LOL. Toss another one on the fire, Benny!
The same kind of douche that enters your party’s conversation circle and takes a dump Right in the middle of it! Good old Puddles…
Asshole cats is right! This cracked me up and I have to say I feel a wee bit better knowing that our household is not the only one! Everyday there is some sort of shit head move made by a feline. I swear every cat (good and bad) were reincarnated and who’s previous life was being spent as a human asshole.
Hot shit. Too bad you didn’t have a remote controlled gas fireplace. (What! …he’d still have 8 lives!)
At least it is easy cleanup. Stupid cat has ruined car seats, and rugs. Two before ruined a sleeper sofa, love seat and chair. Gotta love them.
Wow, I thought my cat was an asshole! What next? He shits on the coats?
well, technically, to answer your question, an “open” asshole is the one that shits.

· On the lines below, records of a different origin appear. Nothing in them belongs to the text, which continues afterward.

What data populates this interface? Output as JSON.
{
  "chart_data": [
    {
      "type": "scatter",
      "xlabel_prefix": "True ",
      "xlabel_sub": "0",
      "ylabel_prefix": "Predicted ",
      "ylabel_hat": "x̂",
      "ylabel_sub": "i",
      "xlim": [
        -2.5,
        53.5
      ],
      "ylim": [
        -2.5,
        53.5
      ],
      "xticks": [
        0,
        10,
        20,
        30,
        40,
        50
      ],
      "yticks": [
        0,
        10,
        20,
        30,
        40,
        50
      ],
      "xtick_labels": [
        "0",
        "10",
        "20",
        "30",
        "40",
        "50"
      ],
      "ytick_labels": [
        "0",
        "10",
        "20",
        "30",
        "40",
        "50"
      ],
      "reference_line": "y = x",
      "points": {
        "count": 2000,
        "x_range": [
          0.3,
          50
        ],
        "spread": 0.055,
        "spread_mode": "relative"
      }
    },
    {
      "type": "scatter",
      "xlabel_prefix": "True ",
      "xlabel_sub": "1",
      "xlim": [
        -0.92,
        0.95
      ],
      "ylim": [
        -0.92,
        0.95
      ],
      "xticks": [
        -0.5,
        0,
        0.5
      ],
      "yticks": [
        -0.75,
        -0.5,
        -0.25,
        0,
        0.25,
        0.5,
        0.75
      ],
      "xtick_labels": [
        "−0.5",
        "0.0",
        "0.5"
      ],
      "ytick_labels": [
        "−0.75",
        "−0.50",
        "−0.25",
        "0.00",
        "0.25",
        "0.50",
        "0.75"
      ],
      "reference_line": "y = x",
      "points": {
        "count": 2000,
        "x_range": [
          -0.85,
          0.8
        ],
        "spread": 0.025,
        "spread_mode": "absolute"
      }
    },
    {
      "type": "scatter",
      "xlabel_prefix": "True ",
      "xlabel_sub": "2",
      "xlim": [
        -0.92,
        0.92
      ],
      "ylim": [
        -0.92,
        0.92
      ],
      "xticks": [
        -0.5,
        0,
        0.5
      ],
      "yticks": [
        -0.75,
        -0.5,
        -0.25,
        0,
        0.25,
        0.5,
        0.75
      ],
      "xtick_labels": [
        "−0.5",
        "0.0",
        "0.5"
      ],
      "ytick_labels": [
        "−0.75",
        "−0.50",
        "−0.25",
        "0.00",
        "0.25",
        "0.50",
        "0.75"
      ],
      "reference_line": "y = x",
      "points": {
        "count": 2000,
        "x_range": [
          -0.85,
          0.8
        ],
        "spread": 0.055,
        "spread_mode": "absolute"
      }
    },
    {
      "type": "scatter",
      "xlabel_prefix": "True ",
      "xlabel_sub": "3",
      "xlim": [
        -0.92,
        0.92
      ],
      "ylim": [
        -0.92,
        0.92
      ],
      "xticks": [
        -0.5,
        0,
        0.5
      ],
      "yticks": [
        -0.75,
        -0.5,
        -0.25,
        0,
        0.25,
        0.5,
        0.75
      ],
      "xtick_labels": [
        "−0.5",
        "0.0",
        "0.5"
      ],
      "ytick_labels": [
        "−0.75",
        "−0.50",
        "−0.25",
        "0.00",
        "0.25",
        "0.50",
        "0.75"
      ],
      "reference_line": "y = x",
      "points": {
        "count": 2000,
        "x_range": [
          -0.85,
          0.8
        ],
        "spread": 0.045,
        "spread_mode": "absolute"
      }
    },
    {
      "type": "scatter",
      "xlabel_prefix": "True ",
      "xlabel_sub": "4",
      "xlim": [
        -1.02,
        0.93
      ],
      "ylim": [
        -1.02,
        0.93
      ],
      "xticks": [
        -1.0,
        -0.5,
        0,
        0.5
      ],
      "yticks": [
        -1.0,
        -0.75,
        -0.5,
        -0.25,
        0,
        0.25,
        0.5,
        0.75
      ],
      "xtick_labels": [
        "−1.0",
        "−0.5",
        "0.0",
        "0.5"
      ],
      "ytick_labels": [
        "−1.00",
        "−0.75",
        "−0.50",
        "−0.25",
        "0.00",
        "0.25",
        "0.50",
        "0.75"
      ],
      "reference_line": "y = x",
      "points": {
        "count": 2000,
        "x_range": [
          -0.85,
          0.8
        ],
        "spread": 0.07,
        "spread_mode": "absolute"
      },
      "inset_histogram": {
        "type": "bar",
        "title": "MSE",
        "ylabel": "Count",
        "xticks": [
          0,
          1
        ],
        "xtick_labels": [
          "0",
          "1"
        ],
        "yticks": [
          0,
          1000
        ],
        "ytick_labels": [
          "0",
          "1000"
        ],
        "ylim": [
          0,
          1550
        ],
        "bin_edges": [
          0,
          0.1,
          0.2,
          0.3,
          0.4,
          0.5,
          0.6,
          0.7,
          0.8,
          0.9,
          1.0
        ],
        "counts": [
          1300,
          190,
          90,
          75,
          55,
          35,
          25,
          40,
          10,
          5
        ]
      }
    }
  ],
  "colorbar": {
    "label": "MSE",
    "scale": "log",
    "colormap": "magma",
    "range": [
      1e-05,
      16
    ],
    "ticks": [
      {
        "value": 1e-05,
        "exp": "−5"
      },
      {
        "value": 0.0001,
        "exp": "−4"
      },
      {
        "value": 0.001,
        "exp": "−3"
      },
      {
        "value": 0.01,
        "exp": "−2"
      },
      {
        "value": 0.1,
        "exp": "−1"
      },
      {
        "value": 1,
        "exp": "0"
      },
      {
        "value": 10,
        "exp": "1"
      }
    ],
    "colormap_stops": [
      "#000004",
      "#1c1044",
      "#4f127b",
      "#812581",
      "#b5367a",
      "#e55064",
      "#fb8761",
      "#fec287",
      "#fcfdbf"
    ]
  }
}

Typical cat behavior. Not the pooing in the fireplace so much as the attitude. He didnt seem to be all that concerned that you caught him…….
This must beg the question in your mind: how many times has he done this? And, even more concerning,who is next?..
@Lynne: He’d better not shit on MY coat!
It’s your house, you can poop anywhere you like.
too funny….what a clever kitty….
speaking as an asshole-cat owner…hilarious.